SHANGHAI • The Chinese authorities have placed the governor of Fujian province, who is also a former chairman of China Petroleum and Chemical Corporation, under investigation for suspected "serious disciplinary violations", according to media reports yesterday.
Mr Su Shulin has been Fujian governor since 2011 and also served as the province's Communist Party deputy chief, the Reuters news agency quoted the anti-graft watchdog, the Central Commission for Discipline Inspection, as saying late on Wednesday.
Mr Su was chairman of China Petroleum and Chemical Corporation, or Sinopec Corp, before his appointment in Fujian, one of China's wealthiest provinces on the coast across from Taiwan.
Reuters said the commission did not give details about Mr Su's suspected "disciplinary violations". But the accusation is used regularly as a euphemism for corruption.
But the mainland's Caixin financial media group, quoting several sources, said anti-graft inspectors found that Mr Su had helped a relative's company secure Sinopec's oil depot project in the Yangpu economic development zone in Hainan province.
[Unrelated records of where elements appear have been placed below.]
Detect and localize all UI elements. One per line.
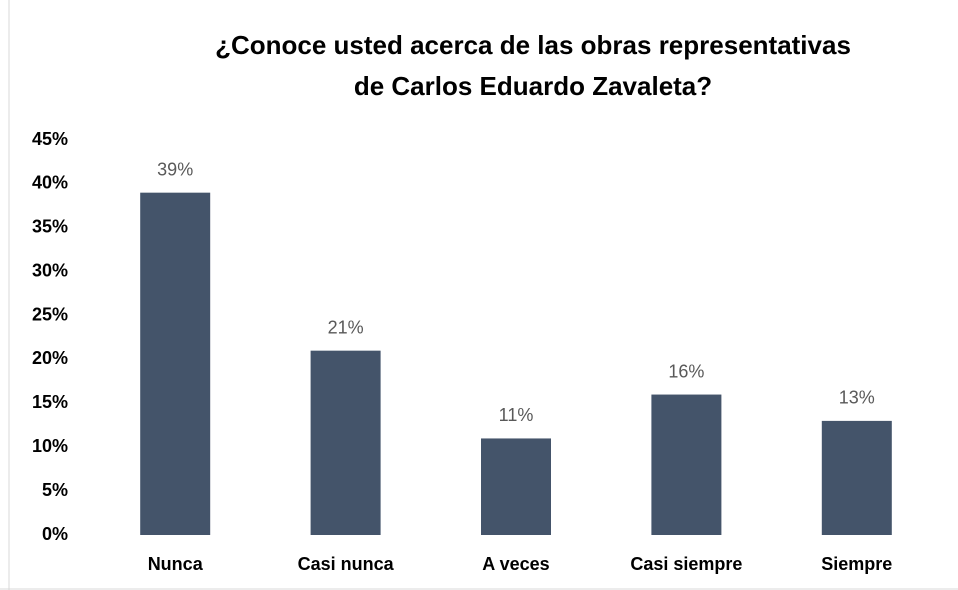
y-tick-label: 15% <box>32 392 68 412</box>
x-tick-label: Casi nunca <box>298 554 395 574</box>
x-tick-label: Nunca <box>148 554 204 574</box>
y-tick-label: 30% <box>32 260 68 280</box>
y-tick-label: 35% <box>32 217 68 237</box>
y-tick-label: 20% <box>32 348 68 368</box>
data-label: 39% <box>157 159 193 179</box>
y-tick-label: 10% <box>32 436 68 456</box>
data-label: 21% <box>328 317 364 337</box>
bar <box>310 350 381 535</box>
data-label: 13% <box>839 388 875 408</box>
y-tick-label: 25% <box>32 304 68 324</box>
bar <box>481 438 551 535</box>
data-label: 16% <box>668 361 704 381</box>
chart-title: ¿Conoce usted acerca de las obras repres… <box>215 30 851 60</box>
chart-title: de Carlos Eduardo Zavaleta? <box>354 71 712 101</box>
bar <box>821 420 892 535</box>
x-tick-label: Siempre <box>821 554 892 574</box>
y-tick-label: 45% <box>32 129 68 149</box>
bar <box>651 394 722 535</box>
x-tick-label: A veces <box>482 554 549 574</box>
bar <box>140 192 211 535</box>
x-tick-label: Casi siempre <box>630 554 742 574</box>
y-tick-label: 40% <box>32 173 68 193</box>
data-label: 11% <box>499 405 534 425</box>
y-tick-label: 0% <box>42 524 68 544</box>
y-tick-label: 5% <box>42 480 68 500</box>
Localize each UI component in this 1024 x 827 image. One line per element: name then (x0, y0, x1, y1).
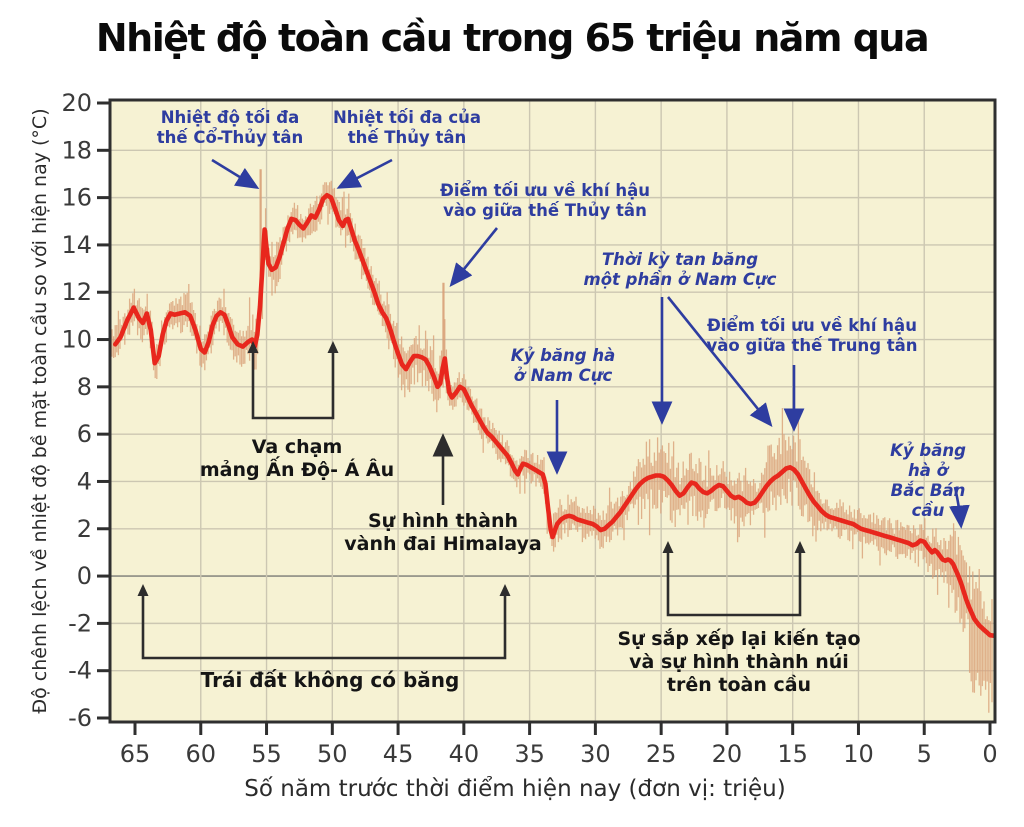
bracket-arrowhead (137, 584, 149, 596)
y-tick-label: 12 (61, 278, 92, 306)
annotation-plate-collision: Va chạm mảng Ấn Độ- Á Âu (199, 436, 395, 482)
black-annotation-arrows (137, 341, 806, 660)
y-tick-label: -4 (68, 657, 92, 685)
temperature-line (113, 192, 997, 639)
annotation-antarctic-glaciation: Kỷ băng hà ở Nam Cực (510, 346, 616, 386)
axis-ticks (97, 101, 992, 735)
plot-background (110, 100, 995, 722)
bracket-arrowhead (327, 341, 339, 353)
bracket-arrowhead (499, 584, 511, 596)
y-tick-label: 2 (77, 515, 92, 543)
x-tick-label: 30 (580, 740, 611, 768)
x-tick-label: 20 (712, 740, 743, 768)
bracket-arrowhead (662, 541, 674, 553)
x-tick-label: 0 (982, 740, 997, 768)
arrow-petm (211, 158, 260, 190)
annotation-eocene-max: Nhiệt tối đa của thế Thủy tân (332, 108, 482, 148)
annotation-mid-eocene-optimum: Điểm tối ưu về khí hậu vào giữa thế Thủy… (440, 181, 650, 221)
x-tick-label: 15 (777, 740, 808, 768)
chart-title: Nhiệt độ toàn cầu trong 65 triệu năm qua (95, 16, 930, 60)
plot-frame (108, 98, 997, 724)
annotation-ice-free-earth: Trái đất không có băng (200, 668, 460, 692)
arrow-eocene-max (336, 158, 393, 189)
x-tick-label: 50 (317, 740, 348, 768)
temperature-smoothed-line (113, 192, 997, 639)
y-tick-label: -2 (68, 609, 92, 637)
annotation-tectonic: Sự sắp xếp lại kiến tạo và sự hình thành… (617, 628, 861, 697)
annotation-partial-deglaciation: Thời kỳ tan băng một phần ở Nam Cực (583, 250, 777, 290)
y-tick-label: 18 (61, 136, 92, 164)
bracket-ice-free-earth (141, 590, 507, 660)
y-tick-label: 0 (77, 562, 92, 590)
x-tick-label: 65 (120, 740, 151, 768)
y-tick-label: 6 (77, 420, 92, 448)
arrow-nh-glaciation (949, 486, 970, 529)
bracket-arrowhead (794, 541, 806, 553)
y-axis-label: Độ chênh lệch về nhiệt độ bề mặt toàn cầ… (29, 108, 51, 714)
x-tick-label: 55 (251, 740, 282, 768)
x-tick-label: 40 (449, 740, 480, 768)
blue-annotation-arrows (211, 158, 970, 529)
bracket-tectonic-reorganization (666, 547, 802, 617)
y-tick-label: 20 (61, 89, 92, 117)
x-axis-label: Số năm trước thời điểm hiện nay (đơn vị:… (244, 776, 786, 802)
x-tick-label: 10 (843, 740, 874, 768)
y-tick-label: 8 (77, 373, 92, 401)
x-tick-label: 5 (917, 740, 932, 768)
y-tick-label: 16 (61, 184, 92, 212)
x-tick-label: 45 (383, 740, 414, 768)
annotation-himalaya: Sự hình thành vành đai Himalaya (344, 510, 542, 556)
x-tick-label: 35 (514, 740, 545, 768)
y-tick-label: 14 (61, 231, 92, 259)
bracket-arrowhead (247, 341, 259, 353)
x-tick-label: 25 (646, 740, 677, 768)
annotation-petm: Nhiệt độ tối đa thế Cổ-Thủy tân (156, 108, 304, 148)
x-tick-label: 60 (185, 740, 216, 768)
y-tick-label: 10 (61, 326, 92, 354)
arrow-mid-eocene-optimum (449, 227, 499, 288)
annotation-mid-miocene-optimum: Điểm tối ưu về khí hậu vào giữa thế Trun… (706, 316, 918, 356)
arrow-partial-deglaciation-2 (666, 296, 773, 428)
annotation-nh-glaciation: Kỷ băng hà ở Bắc Bán cầu (890, 441, 966, 521)
y-tick-label: -6 (68, 704, 92, 732)
axis-tick-labels: 65 60 55 50 45 40 35 30 25 20 15 10 5 020181614121086… (61, 89, 997, 768)
y-tick-label: 4 (77, 467, 92, 495)
bracket-plate-collision (251, 347, 335, 420)
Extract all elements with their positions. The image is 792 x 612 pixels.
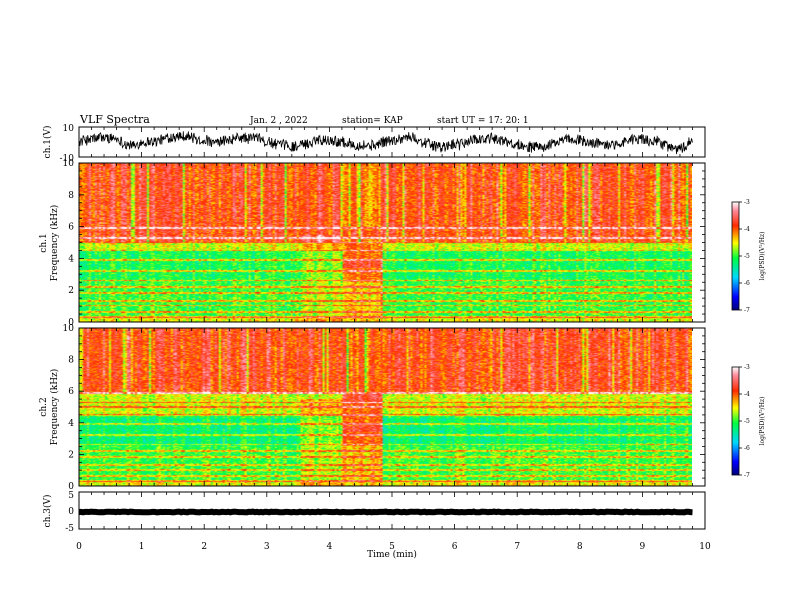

Sinopec had also paid for shopping trips to Hong Kong for Mr Su's wife, according to Caixin.
President Xi Jinping has led a sweeping campaign against corruption, waste and extravagance in official ranks since he assumed power three years ago.
Mr Su, 53, is also a former vice- president of CNPC, the parent of PetroChina , and was seen as a rising star within the party leadership because of his accomplishments and relatively young age.
Mr Xi has targeted the energy industry in his far-reaching campaign against graft.
Former Sinopec president Wang Tianpu, who was put under investigation in April, was found to have taken bribes, offered benefits in exchange for his own promotion and embezzled public assets, according to the anti-graft watchdog.
CNPC was a power base for disgraced former domestic security chief Zhou Yongkang, who was jailed for life for corruption in June.
Critics of the anti-graft drive allege that it is open to factionalism and that the Communist Party has failed to introduce systemic reforms to prevent graft, such as public disclosure of assets, reported Agence France-Presse.
It was not possible to reach Mr Su for comment, and it was not immediately clear if he had any legal representation.
The announcement of the probe into Mr Su came 11 days after top graft buster Wang Qishan visited Fujian, the South China Morning Post reported.